SerGreen commented 6 years ago

Now that i think of it, empty console window was never an issue, wasn't it? I tested on a different PC and it doesn't do that. It was probably some glitch on my end that resolved itself later, and i thought that that was an issue you were talking about.
So i guess what you want to get fixed is that if you start example_packed.exe programmatically and listen to that process' stdout, you receive nothing, because you're actually attached to the unpacker.exe this way and not the target app. Well, this could be fixed by setting UseShellExecute = false this time: all output from the target app is redirected to the unpacker.exe (who launched it) and you can listen to the unpacker's output. But here's another issue with that: if you redirect stdout of the packed app to the Unpacker, you can not see the output anymore if you launch packed app normally ('cuz it's redirected to the window-less unpacker in the background).
I can think of three solutions right now:

  1. In your program instead of just starting packed_app.exe and listening to its stdout, you find the actual unpacked app's process, attach to it and listen its stdout. I can make it so unpacker exe will print to its output the PID of the unpacked app.
  2. Make a switch in Appacker for redirecting packed app's output, but this way packed_app.exe will be usable either in normal way or via listening its output in a program. Not an ideal solution.
  3. Maybe it's possible to make Unpacker re-broadcast unpacked app's output without stealing it? Not sure, but it would be perfect. Though only for output, you can't do that way input.
jochemstoel commented 6 years ago

Thank you very much for looking into this so deeply but based on your findings I think Appacker is not the right solution for this project.

SerGreen commented 6 years ago

Well, feel free to open new issues/suggestions if you'll come up with an idea to improve Appacker.
Cheers!

SerGreen commented 6 years ago

Ok, hold on, i may have found a way to fix this. I don't know why i haven't thought of this earlier, it is so simple:

There's a way to detect if stdout of the current process was redirected: Console.IsOutputRedirected. That means that i can simply check if output of the unpacker was redirected and if that's the case, launch target app and redirect its i/o too. So when you launch packed app in regular way, you see its output in its console, but if you programmatically redirect stdout of the packed app, you'll receive output stream of the target app.
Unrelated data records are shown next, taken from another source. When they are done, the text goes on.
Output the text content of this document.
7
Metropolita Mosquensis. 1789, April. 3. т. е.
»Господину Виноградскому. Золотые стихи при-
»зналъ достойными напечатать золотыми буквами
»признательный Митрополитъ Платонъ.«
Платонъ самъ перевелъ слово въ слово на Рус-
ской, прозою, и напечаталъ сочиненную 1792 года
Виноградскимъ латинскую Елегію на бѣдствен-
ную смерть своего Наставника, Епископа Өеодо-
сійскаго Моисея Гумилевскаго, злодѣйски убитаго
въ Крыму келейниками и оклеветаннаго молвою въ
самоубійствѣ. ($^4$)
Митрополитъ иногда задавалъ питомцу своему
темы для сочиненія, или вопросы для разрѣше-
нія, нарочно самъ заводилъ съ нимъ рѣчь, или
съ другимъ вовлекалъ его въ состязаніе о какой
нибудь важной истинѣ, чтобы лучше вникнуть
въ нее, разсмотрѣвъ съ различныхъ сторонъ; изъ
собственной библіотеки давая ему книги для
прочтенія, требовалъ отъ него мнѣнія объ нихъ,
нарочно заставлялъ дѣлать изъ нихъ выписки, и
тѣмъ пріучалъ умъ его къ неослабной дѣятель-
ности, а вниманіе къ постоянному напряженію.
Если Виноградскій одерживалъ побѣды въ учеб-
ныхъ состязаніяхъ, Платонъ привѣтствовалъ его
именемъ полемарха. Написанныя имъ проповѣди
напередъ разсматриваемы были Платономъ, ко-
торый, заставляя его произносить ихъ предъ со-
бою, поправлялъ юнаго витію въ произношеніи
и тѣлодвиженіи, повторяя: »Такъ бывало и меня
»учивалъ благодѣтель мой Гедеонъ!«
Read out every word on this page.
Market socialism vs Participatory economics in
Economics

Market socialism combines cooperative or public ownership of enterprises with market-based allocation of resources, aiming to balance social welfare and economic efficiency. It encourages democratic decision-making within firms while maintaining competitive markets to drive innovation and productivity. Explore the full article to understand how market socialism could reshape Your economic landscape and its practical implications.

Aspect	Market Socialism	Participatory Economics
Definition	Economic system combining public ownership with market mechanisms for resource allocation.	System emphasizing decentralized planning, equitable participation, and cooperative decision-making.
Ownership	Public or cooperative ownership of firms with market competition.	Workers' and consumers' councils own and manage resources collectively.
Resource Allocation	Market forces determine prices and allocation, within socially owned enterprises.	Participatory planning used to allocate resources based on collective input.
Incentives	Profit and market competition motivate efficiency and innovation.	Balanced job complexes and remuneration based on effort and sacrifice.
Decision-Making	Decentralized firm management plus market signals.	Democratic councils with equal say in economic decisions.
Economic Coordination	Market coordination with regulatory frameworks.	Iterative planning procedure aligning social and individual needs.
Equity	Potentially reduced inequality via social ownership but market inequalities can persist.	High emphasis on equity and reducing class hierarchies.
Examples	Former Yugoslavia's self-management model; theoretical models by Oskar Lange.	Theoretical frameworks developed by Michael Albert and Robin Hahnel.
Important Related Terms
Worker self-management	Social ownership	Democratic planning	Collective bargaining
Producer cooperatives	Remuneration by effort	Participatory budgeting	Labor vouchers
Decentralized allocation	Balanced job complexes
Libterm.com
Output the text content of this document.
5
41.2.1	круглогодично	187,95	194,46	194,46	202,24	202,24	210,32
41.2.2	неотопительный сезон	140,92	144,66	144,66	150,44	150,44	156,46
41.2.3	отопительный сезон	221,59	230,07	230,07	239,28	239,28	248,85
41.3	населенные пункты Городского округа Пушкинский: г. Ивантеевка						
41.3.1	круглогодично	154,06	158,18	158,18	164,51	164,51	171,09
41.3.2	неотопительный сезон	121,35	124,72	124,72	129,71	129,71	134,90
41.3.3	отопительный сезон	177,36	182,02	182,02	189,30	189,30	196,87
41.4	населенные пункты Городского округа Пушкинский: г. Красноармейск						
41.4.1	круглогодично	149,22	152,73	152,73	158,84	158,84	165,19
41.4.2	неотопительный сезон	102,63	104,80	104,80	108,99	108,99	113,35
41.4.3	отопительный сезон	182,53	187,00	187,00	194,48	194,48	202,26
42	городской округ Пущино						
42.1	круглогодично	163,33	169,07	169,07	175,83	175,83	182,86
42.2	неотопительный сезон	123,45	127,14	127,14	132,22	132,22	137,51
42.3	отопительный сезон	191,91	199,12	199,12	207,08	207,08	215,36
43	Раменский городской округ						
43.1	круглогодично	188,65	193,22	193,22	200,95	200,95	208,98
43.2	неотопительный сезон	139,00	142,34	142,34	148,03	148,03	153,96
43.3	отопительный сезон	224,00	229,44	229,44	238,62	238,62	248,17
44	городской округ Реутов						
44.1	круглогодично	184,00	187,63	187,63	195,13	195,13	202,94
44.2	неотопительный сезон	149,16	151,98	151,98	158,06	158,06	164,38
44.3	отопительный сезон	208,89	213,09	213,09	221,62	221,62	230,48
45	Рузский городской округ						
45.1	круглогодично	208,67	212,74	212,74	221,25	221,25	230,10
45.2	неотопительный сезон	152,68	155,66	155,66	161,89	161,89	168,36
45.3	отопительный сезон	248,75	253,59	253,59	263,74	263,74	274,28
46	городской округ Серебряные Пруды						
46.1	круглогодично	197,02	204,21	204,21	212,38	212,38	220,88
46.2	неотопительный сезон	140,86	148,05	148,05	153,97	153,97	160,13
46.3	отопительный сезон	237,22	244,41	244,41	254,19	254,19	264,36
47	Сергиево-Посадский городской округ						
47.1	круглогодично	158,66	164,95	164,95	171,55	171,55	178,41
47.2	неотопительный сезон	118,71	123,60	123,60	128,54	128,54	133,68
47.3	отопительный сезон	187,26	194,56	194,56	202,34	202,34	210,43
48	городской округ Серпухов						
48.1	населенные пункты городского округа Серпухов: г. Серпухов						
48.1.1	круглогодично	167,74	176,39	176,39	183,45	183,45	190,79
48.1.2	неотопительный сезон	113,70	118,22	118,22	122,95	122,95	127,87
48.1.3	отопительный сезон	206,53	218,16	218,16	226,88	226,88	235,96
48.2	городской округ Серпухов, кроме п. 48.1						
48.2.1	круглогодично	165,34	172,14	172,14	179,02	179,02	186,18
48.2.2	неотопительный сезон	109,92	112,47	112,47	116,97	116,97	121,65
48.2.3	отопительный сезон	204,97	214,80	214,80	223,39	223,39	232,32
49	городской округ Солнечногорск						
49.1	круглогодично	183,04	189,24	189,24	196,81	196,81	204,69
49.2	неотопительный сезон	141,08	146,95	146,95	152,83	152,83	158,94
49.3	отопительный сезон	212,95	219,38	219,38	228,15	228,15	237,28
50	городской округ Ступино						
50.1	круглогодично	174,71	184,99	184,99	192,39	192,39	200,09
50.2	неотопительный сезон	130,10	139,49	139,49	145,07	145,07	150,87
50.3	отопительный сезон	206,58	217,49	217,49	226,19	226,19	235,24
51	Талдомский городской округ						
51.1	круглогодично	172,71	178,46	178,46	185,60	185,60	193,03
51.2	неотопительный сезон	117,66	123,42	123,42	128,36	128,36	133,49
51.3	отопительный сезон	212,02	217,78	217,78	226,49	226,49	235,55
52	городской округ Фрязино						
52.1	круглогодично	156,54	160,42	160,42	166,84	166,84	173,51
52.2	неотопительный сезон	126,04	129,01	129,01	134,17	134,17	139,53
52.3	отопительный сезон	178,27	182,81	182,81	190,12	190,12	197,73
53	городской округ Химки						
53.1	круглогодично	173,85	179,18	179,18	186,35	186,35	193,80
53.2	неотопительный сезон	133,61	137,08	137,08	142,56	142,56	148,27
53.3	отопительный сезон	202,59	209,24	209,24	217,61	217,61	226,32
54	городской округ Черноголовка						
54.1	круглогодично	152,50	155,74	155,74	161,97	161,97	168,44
Here's a demo screenshot. On the left is the regular launch (except the background window is actually hidden in the release build) and on the right is the listener app that launches another app and redirects its output to the console.
The only drawback is that i had to make unpacker.exe Console Application instead of Windows Application, and now its window briefly flashes when you launch a packed app. I can't find a way to make it hidden completely.

I have updated the v1.3.4 release, check it out and see if it works as you need.

SerGreen commented 6 years ago

I guess i'll close this issue as fixed.